We just had a paper published in MBE on comparing different phylogenetic models. Generally, its much easier to estimate the parameters of a particular model (including a level of uncertainty on these estimates) than it is to assess which model of several is the "best" fit. More complicated models will necessarily better fit the data at hand. However, overly complicated models will be brittle and not generalize well when new data is confronted. Thus, there is a trade-off between number of effective parameters and a model's likelihood. Assessing this trade-off can be quite difficult computationally.
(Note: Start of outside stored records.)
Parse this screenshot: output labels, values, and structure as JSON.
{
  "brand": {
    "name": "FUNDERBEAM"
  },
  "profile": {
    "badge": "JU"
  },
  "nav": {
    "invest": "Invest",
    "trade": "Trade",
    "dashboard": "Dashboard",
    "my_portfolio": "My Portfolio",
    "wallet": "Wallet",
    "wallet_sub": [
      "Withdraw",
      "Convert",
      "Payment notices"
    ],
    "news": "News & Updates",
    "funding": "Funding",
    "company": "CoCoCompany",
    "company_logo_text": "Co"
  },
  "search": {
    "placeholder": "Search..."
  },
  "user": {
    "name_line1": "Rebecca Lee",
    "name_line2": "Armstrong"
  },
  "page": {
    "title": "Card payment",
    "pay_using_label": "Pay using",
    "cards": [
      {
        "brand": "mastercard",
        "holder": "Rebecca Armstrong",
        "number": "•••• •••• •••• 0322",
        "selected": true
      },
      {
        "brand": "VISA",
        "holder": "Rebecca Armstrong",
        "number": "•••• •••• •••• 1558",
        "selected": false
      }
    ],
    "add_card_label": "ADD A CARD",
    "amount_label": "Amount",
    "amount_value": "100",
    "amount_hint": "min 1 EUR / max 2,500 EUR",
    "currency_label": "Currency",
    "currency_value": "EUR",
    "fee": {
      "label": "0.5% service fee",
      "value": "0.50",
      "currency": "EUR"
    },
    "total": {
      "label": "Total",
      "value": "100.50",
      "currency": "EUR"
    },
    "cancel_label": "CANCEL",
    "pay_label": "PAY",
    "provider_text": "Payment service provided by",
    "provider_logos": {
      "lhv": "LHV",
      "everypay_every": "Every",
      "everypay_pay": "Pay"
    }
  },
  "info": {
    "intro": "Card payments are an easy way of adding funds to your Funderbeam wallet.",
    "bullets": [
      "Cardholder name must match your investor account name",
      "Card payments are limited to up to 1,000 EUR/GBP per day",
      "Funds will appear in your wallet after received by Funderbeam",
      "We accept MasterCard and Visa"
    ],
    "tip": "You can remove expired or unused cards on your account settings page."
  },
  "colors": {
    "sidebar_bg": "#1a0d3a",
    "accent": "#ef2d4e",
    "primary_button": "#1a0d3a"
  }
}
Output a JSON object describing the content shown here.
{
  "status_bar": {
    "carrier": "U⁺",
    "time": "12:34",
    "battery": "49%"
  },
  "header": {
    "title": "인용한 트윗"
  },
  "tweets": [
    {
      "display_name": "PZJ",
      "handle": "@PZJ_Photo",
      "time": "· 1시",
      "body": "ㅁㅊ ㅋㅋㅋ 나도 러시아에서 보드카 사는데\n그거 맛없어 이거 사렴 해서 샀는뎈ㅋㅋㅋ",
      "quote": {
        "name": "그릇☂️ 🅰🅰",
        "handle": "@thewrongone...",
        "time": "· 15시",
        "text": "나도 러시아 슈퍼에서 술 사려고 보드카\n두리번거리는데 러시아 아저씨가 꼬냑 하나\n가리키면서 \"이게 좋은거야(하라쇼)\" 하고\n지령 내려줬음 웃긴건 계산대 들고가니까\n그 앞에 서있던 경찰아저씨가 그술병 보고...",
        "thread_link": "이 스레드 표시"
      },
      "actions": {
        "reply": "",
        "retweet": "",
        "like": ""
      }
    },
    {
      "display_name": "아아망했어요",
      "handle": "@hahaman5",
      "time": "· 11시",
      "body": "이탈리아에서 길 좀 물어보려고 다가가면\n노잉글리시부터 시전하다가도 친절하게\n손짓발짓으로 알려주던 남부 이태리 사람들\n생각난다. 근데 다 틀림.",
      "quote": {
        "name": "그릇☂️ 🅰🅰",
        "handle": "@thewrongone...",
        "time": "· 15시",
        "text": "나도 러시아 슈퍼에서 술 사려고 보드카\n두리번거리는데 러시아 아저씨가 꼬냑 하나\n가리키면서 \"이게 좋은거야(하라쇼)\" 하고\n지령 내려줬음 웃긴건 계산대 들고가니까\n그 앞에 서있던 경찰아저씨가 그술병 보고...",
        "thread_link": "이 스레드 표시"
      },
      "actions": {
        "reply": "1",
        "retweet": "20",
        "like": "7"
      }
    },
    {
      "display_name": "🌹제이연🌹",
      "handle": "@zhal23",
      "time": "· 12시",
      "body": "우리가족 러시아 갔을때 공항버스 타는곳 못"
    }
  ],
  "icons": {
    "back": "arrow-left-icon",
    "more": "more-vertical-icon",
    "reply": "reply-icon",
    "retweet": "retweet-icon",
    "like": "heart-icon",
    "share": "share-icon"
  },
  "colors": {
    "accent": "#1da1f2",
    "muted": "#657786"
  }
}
Here, Guy Baele put in a lot of effort to implement very general methods of "thermodynamic integration" (as it's known in the phylogenetics literature) or "path sampling" (as it's known in the statistics literature) into BEAST. The basic idea is very similar to what Ed and I did with the food web analysis paper, calculate a marginal likelihood by comparing the posterior likelihood across MCMC chains at different "temperatures". The MBE paper shows that this estimate is much more accurate and repeatable than the very popular harmonic mean estimator of marginal likelihood.

For the paper, I did most of the work involving measuring Akaike information criteria (AIC) in a Bayesian Monte Carlo context, and thus called AICM. This measure has the computational advantage that, like the harmonic mean estimator, it can be computed directly from MCMC runs produced by BEAST or another piece of software, without resorting to a second, more-complicated, analysis. We find that AICM does not match path sampling for accuracy, but definitely beats the harmonic mean. It's currently implemented in BEAST XML and will be built in to the next version of Tracer.